The Potters are looking for a new boss after sacking Tony Pulis on Tuesday night.
Stoke’s 13th-place Premier League finish was enough to convince the club that Pulis’ second stint at the Britannia Stadium needed to come to an end.
And while the announcement claimed that the two parties had reached a mutual agreement to part ways, it is clear that Pulis’ rolling 12-month contract was severed prematurely by the club.
Under Pulis, Stoke gained the reputation for being English football’s most agricultural team.
They championed the long throw as a new form of set-piece weaponry, and the notion of ‘a cold, wet Tuesday night at the Britannia’ became the ironic litmus test for any tricky, talented foreign player moving to the Premier League with a big reputation.
By linking managers like Benitez to the Stoke hot-seat, it is believed the club is set to embark on what has become known in the football parlance as a ‘project’, with the ambition of rebranding the Potters in a new, more continental image.
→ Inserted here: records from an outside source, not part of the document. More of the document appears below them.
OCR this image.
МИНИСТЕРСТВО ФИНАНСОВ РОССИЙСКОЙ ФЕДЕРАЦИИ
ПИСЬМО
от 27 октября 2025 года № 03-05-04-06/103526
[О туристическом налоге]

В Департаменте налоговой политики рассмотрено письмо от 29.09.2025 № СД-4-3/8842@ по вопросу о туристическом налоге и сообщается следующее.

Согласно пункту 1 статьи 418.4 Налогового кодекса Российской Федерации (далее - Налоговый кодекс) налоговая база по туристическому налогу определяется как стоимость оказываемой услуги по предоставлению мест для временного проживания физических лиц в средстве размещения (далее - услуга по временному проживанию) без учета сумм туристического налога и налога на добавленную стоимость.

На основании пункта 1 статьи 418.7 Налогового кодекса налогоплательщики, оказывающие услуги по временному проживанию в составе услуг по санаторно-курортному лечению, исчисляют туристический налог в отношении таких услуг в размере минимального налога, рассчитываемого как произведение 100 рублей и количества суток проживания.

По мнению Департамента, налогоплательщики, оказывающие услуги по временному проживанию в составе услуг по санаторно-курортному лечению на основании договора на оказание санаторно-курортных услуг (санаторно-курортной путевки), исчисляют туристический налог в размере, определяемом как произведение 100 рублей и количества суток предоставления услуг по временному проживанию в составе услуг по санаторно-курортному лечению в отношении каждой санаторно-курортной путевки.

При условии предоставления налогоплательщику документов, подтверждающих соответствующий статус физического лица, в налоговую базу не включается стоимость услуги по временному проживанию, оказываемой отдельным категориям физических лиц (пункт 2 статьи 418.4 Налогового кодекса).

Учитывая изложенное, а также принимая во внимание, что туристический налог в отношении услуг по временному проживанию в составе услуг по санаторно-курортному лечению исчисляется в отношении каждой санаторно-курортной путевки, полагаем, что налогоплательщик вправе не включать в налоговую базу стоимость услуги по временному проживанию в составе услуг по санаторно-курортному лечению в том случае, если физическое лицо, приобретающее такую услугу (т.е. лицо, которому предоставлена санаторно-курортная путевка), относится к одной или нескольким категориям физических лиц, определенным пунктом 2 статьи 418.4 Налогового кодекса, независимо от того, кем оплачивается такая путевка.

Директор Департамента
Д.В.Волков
But to shape Stoke into a more sophisticated outfit from where they are now will surely require a rare combination of brute force and artistry, with the likes of Benitez probably more heartened by links to teams like Real Madrid, Napoli and Paris Saint Germain.
Whoever inherits the manager’s job at Stoke, it is likely that a much derided, yet occasionally effective era of muscular Premier League football is coming to an end.